Village in Vitez, Bosnia and Herzegovina

Nadioci is a village in the municipality of Vitez, Bosnia and Herzegovina.

== Demographics ==
According to the 2013 population census in Bosnia and Herzegovina, the population of Nadioci was 332. Over the period from 1991 to 2013, the village experienced a modest annual population decline of approximately 1.6%. The gender distribution was relatively balanced, with males making up 53% (176 individuals) and females 47% (156 individuals) of the population.

The age structure indicated a predominantly working-age population, with 72.6% (241 individuals) between the ages of 15 and 64. Children aged 0–14 accounted for 14.8% (49 individuals), while 12.7% (42 individuals) were aged 65 and over, reflecting a somewhat aging demographic profile.
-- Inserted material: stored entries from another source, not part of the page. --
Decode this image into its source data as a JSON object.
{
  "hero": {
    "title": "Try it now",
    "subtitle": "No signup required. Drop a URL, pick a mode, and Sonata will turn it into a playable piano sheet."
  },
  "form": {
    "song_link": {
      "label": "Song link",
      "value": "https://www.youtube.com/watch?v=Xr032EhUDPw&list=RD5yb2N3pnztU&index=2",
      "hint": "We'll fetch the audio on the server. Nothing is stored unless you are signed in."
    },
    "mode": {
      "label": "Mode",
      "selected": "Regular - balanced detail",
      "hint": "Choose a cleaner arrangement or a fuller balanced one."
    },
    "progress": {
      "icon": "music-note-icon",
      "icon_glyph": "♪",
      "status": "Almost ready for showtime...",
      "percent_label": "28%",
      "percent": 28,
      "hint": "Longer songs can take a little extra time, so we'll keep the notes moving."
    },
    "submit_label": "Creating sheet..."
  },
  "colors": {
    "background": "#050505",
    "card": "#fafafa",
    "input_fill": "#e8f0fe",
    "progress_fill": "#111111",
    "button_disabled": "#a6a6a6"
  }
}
In terms of ethnic composition, the village was overwhelmingly inhabited by Croats, who comprised 95.5% (316 individuals) of the population. Bosniaks made up 3.3% (11 individuals), Serbs 0.9% (3 individuals), and 0.3% (1 individual) identified with other ethnic groups.

Ethnicity in 2013
| Ethnicity | Number | Percentage |
|---|---|---|
| Croats | 316 | 95.2% |
| Bosniaks | 11 | 3.3% |
| Serbs | 3 | 0.9% |
| other/undeclared | 2 | 0.6% |
| Total | 332 | 100% |

==History==
Nadioci is situated in the Lašva Valley, near the village Ahmići, a location that gained international attention due to the Ahmići massacre in April 1993, which was part of the Lašva Valley ethnic cleansing. Three families from Nadioci attempted to flee the conflict by tractor, but were intercepted by Miroslav Bralo and his group. These individuals were tragically killed, with the victims including eight children aged between 3 and 14 years old.

==Cultural heritage==
Nadioci has a vibrant cultural scene, with the local cultural and artistic society, HKUD "Topala" organising an annual folklore evening. This event provides a rich and diverse cultural and entertainment program.